We already know how to integrate this particular example. Rewrite \(\sqrt{x}\) as \(x^\frac12\) and simplify the fraction:
\begin{equation*}
\frac{x^2+2x+3}{x^{1/2}} = x^\frac32 + 2x^\frac12 + 3x^{-\frac12}\text{.}
\end{equation*}
We can now integrate using the Power Rule:
\begin{align*}
\int \frac{x^2+2x+3}{x^{1/2}}\, dx \amp = \int\left(x^\frac32 + 2x^\frac12 + 3x^{-\frac12}\right)\, dx\\
\amp = \frac25x^\frac52 + \frac43x^\frac32 + 6x^\frac12 + C
\end{align*}
This is a perfectly fine approach. We demonstrate how this can also be solved using substitution as its implementation is rather clever.
Let \(u = \sqrt{x} = x^\frac12\text{;}\) therefore
\begin{equation*}
du = \frac{1}{2\sqrt{x}}\, dx \quad \Rightarrow \quad 2du = \frac{1}{\sqrt{x}}\, dx\text{.}
\end{equation*}
This gives us \(\ds \int \frac{x^2+2x+3}{\sqrt{x}}\, dx = \int (x^2+2x+3)\cdot2\, du\text{.}\) What are we to do with the other \(x\) terms?
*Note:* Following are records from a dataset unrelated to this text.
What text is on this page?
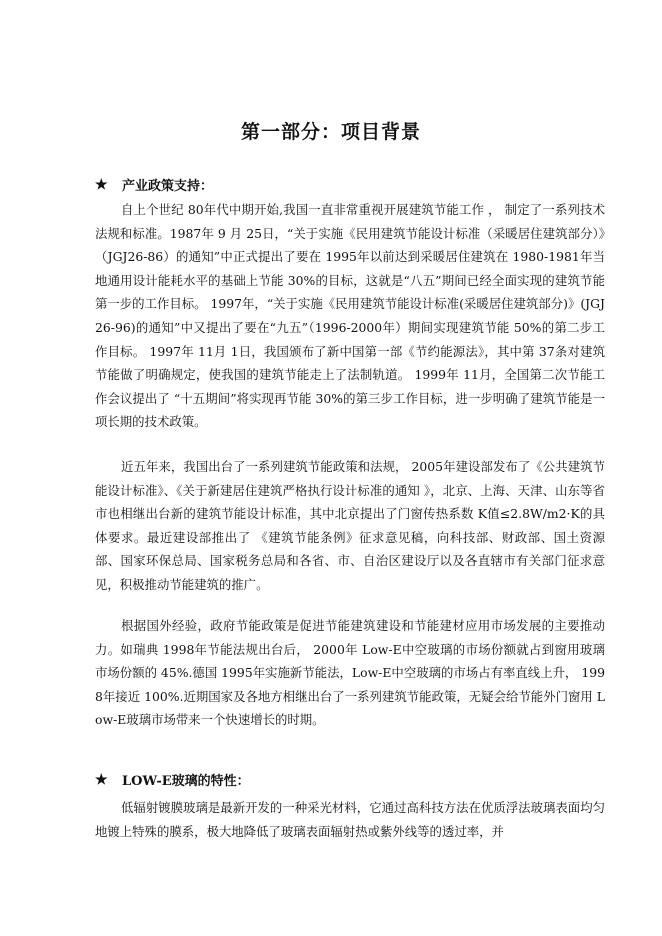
第一部分：项目背景
★	产业政策支持：

自上个世纪 80年代中期开始,我国一直非常重视开展建筑节能工作 ， 制定了一系列技术法规和标准。1987年 9 月 25日，“关于实施《民用建筑节能设计标准（采暖居住建筑部分）》（JGJ26-86）的通知”中正式提出了要在 1995年以前达到采暖居住建筑在 1980-1981年当地通用设计能耗水平的基础上节能 30%的目标，这就是“八五”期间已经全面实现的建筑节能第一步的工作目标。 1997年，“关于实施《民用建筑节能设计标准(采暖居住建筑部分)》(JGJ26-96)的通知”中又提出了要在“九五”（1996-2000年）期间实现建筑节能 50%的第二步工作目标。 1997年 11月 1日，我国颁布了新中国第一部《节约能源法》，其中第 37条对建筑节能做了明确规定，使我国的建筑节能走上了法制轨道。 1999年 11月，全国第二次节能工作会议提出了 “十五期间”将实现再节能 30%的第三步工作目标，进一步明确了建筑节能是一项长期的技术政策。

近五年来，我国出台了一系列建筑节能政策和法规， 2005年建设部发布了《公共建筑节能设计标准》、《关于新建居住建筑严格执行设计标准的通知 》，北京、上海、天津、山东等省市也相继出台新的建筑节能设计标准，其中北京提出了门窗传热系数 K值≤2.8W/m2·K的具体要求。最近建设部推出了 《建筑节能条例》征求意见稿，向科技部、财政部、国土资源部、国家环保总局、国家税务总局和各省、市、自治区建设厅以及各直辖市有关部门征求意见，积极推动节能建筑的推广。

根据国外经验，政府节能政策是促进节能建筑建设和节能建材应用市场发展的主要推动力。如瑞典 1998年节能法规出台后， 2000年 Low-E中空玻璃的市场份额就占到窗用玻璃市场份额的 45%.德国 1995年实施新节能法，Low-E中空玻璃的市场占有率直线上升， 1998年接近 100%.近期国家及各地方相继出台了一系列建筑节能政策，无疑会给节能外门窗用 Low-E玻璃市场带来一个快速增长的时期。

★	LOW-E玻璃的特性：

低辐射镀膜玻璃是最新开发的一种采光材料，它通过高科技方法在优质浮法玻璃表面均匀地镀上特殊的膜系，极大地降低了玻璃表面辐射热或紫外线等的透过率，并
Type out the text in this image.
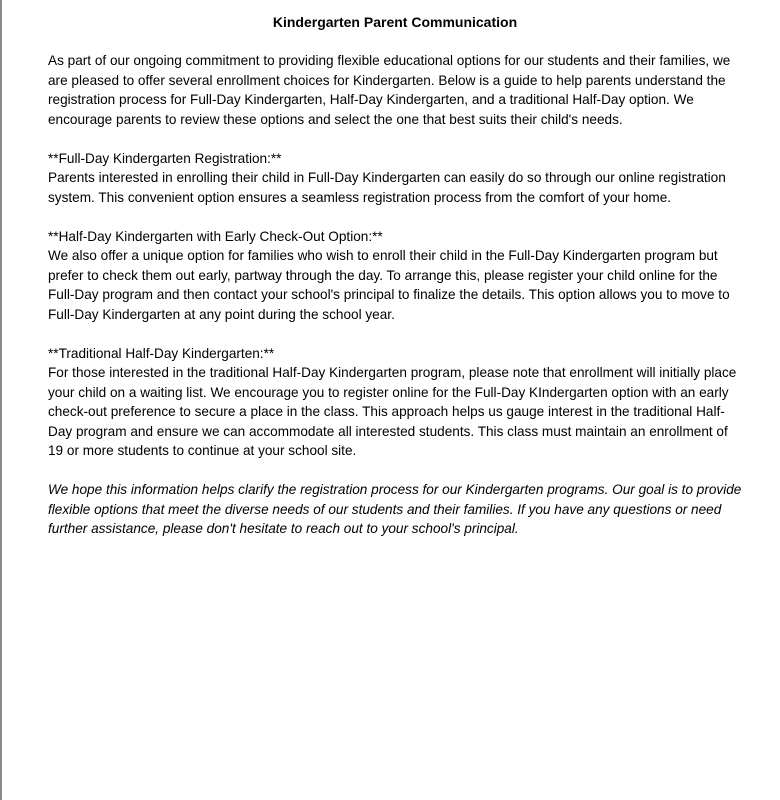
Kindergarten Parent Communication

As part of our ongoing commitment to providing flexible educational options for our students and their families, we are pleased to offer several enrollment choices for Kindergarten. Below is a guide to help parents understand the registration process for Full-Day Kindergarten, Half-Day Kindergarten, and a traditional Half-Day option. We encourage parents to review these options and select the one that best suits their child's needs.

**Full-Day Kindergarten Registration:**
Parents interested in enrolling their child in Full-Day Kindergarten can easily do so through our online registration system. This convenient option ensures a seamless registration process from the comfort of your home.
**Half-Day Kindergarten with Early Check-Out Option:**
We also offer a unique option for families who wish to enroll their child in the Full-Day Kindergarten program but prefer to check them out early, partway through the day. To arrange this, please register your child online for the Full-Day program and then contact your school's principal to finalize the details. This option allows you to move to Full-Day Kindergarten at any point during the school year.
**Traditional Half-Day Kindergarten:**
For those interested in the traditional Half-Day Kindergarten program, please note that enrollment will initially place your child on a waiting list. We encourage you to register online for the Full-Day KIndergarten option with an early check-out preference to secure a place in the class. This approach helps us gauge interest in the traditional Half-Day program and ensure we can accommodate all interested students. This class must maintain an enrollment of 19 or more students to continue at your school site.

We hope this information helps clarify the registration process for our Kindergarten programs. Our goal is to provide flexible options that meet the diverse needs of our students and their families. If you have any questions or need further assistance, please don't hesitate to reach out to your school's principal.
Since \(u = x^\frac12\text{,}\) \(u^2 = x\text{,}\) etc. We can then replace \(x^2\) and \(x\) with appropriate powers of \(u\text{.}\) We thus have
\begin{align*}
\int \frac{x^2+2x+3}{\sqrt{x}}\, dx \amp = \int (x^2+2x+3)\cdot2\, du\\
\amp = \int 2(u^4 + 2u^2 + 3)\, du\\
\amp = \frac25u^5 + \frac43u^3 + 6u + C\\
\amp = \frac25x^\frac52 + \frac43x^\frac32 + 6x^\frac12+C\text{,}
\end{align*}
which is obviously the same answer we obtained before. In this situation, substitution is arguably more work than our other method. The fantastic thing is that it works. It demonstrates how flexible integration is.